Art with bio-inspired algorithms
Nicolas Monmarché is a teacher-researcher in computer science and has long been interested in bioinspired methods of resolution (that is, inspired by phenomena, models or observations of nature). In particular, it is ants and their collective intelligence that captures his attention to propose tools for solving complex problems (for example in optimisation). Ant paints are snapshots of the visualization of their behavior, recreated on computer screen.
It is by seeking to show the modeling of ants, which is then called ants
“artificial”, on a screen, and in particular the use of chemicals, called pheromones, that allow ants to communicate with each other, that the idea came to represent these substances in the form of colors. As in nature, each ant can match a substance/color that it can deposit in its path. As with pheromones, ants are attracted/pulsed by certain substances/colours. The collective work of several ants simultaneously reveals images expressing the different parameters of each ant (in particular their displacement behaviour) and certain forms of cooperation (to cover the “canvas” of paint) or competition (to ensure that the colour is well represented) may appear.
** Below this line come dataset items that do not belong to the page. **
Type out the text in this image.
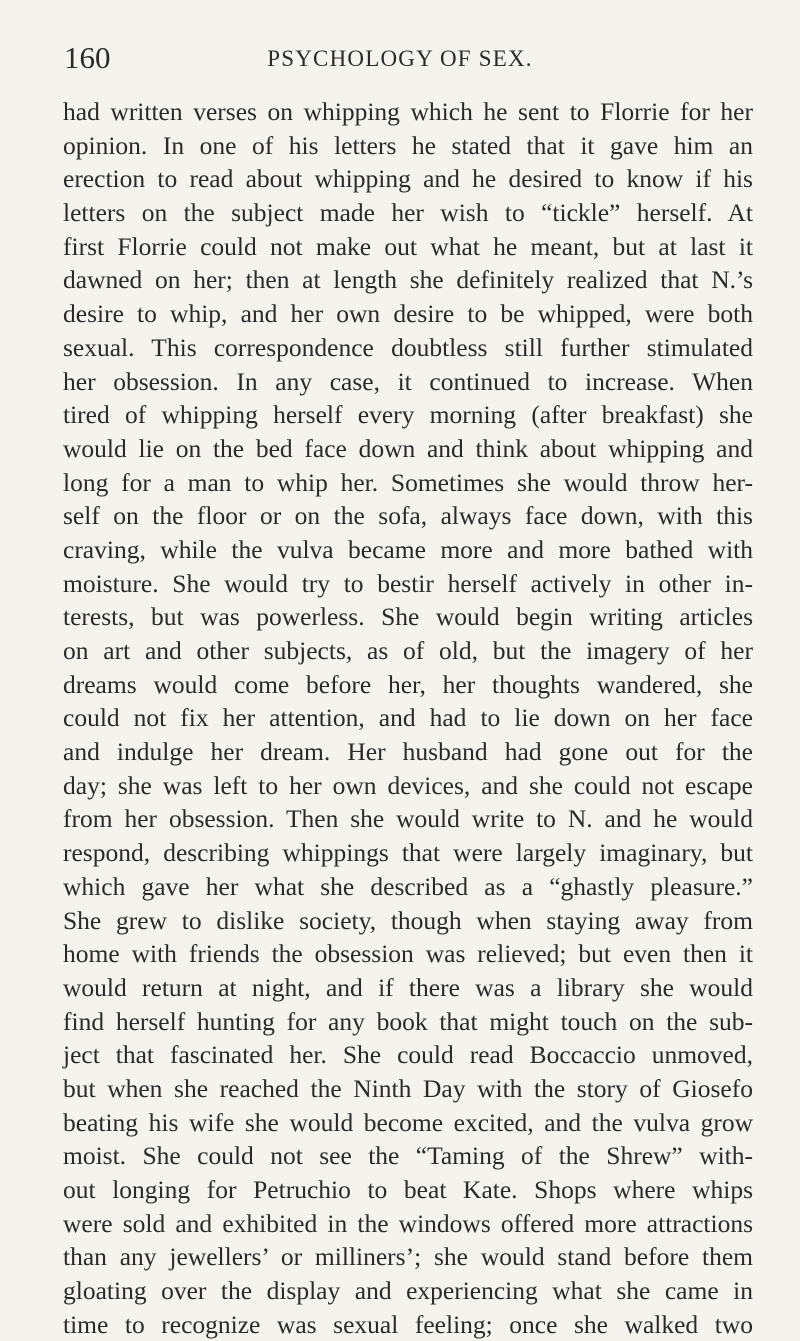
160	PSYCHOLOGY OF SEX.
had written verses on whipping which he sent to Florrie for her
opinion. In one of his letters he stated that it gave him an
erection to read about whipping and he desired to know if his
letters on the subject made her wish to “tickle” herself. At
first Florrie could not make out what he meant, but at last it
dawned on her; then at length she definitely realized that N.’s
desire to whip, and her own desire to be whipped, were both
sexual. This correspondence doubtless still further stimulated
her obsession. In any case, it continued to increase. When
tired of whipping herself every morning (after breakfast) she
would lie on the bed face down and think about whipping and
long for a man to whip her. Sometimes she would throw her-
self on the floor or on the sofa, always face down, with this
craving, while the vulva became more and more bathed with
moisture. She would try to bestir herself actively in other in-
terests, but was powerless. She would begin writing articles
on art and other subjects, as of old, but the imagery of her
dreams would come before her, her thoughts wandered, she
could not fix her attention, and had to lie down on her face
and indulge her dream. Her husband had gone out for the
day; she was left to her own devices, and she could not escape
from her obsession. Then she would write to N. and he would
respond, describing whippings that were largely imaginary, but
which gave her what she described as a “ghastly pleasure.”
She grew to dislike society, though when staying away from
home with friends the obsession was relieved; but even then it
would return at night, and if there was a library she would
find herself hunting for any book that might touch on the sub-
ject that fascinated her. She could read Boccaccio unmoved,
but when she reached the Ninth Day with the story of Giosefo
beating his wife she would become excited, and the vulva grow
moist. She could not see the “Taming of the Shrew” with-
out longing for Petruchio to beat Kate. Shops where whips
were sold and exhibited in the windows offered more attractions
than any jewellers’ or milliners’; she would stand before them
gloating over the display and experiencing what she came in
time to recognize was sexual feeling; once she walked two
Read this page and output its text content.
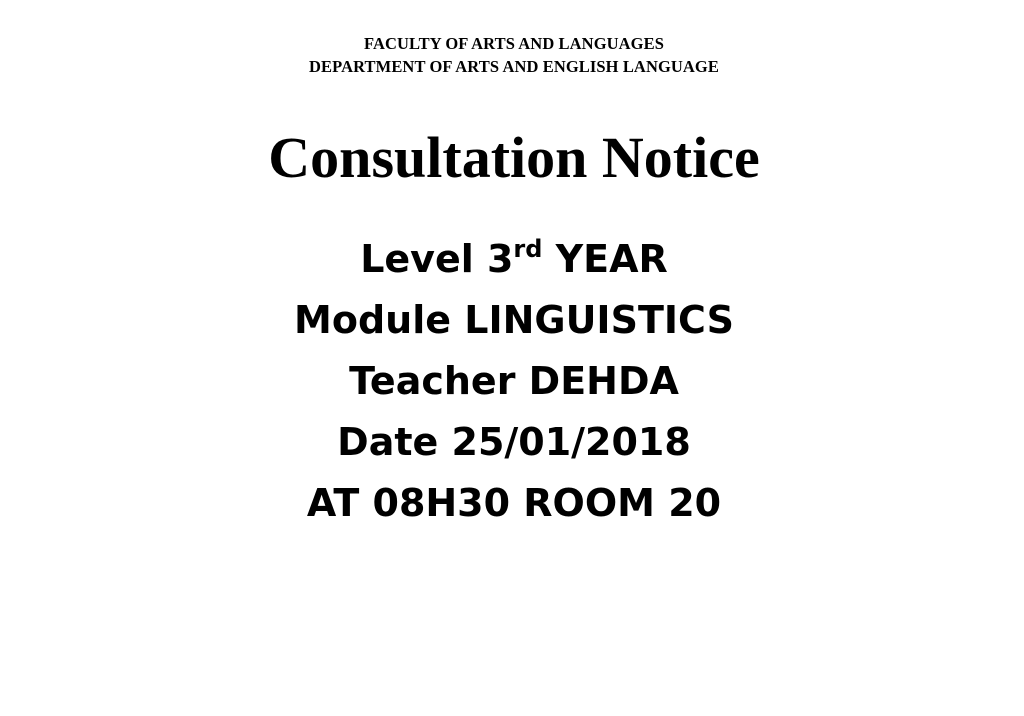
FACULTY OF ARTS AND LANGUAGES
DEPARTMENT OF ARTS AND ENGLISH LANGUAGE
Consultation Notice
Level 3rd YEAR
Module LINGUISTICS
Teacher DEHDA
Date 25/01/2018
AT 08H30 ROOM 20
The first ants’ paintings appeared in 2003, and some scientific publications have proposed studies of these mechanisms of «bio-inspired art».
Colony of artistic robots
The system has been adapted to robots. We use a group of autonomous robots that move by depositing colour. Their movements and interactions aim to produce a visual work. The autonomy of robots means here that they do not need to be connected by a wire for both their energy and their decisions. This is why they are equipped with batteries and a microcontroller is used as a “brain” to make individual decisions. The program implanted in the microcontroller gives them a reactive behavior: they make movement decisions based on their perception of their environment through sensors (color sensors, distance sensor…). Their decisions also incorporate the notion of chance. For example, while the decision to turn comes from a reaction to their environment, the angle of this rotation can be chosen randomly. All these characteristics (reactive behaviour, integration of chance, interactions between several robots, and simulation of autonomy) bring the group of robots closer to what is observed in a colony of insects. This explains the choice of the term “robot colony”.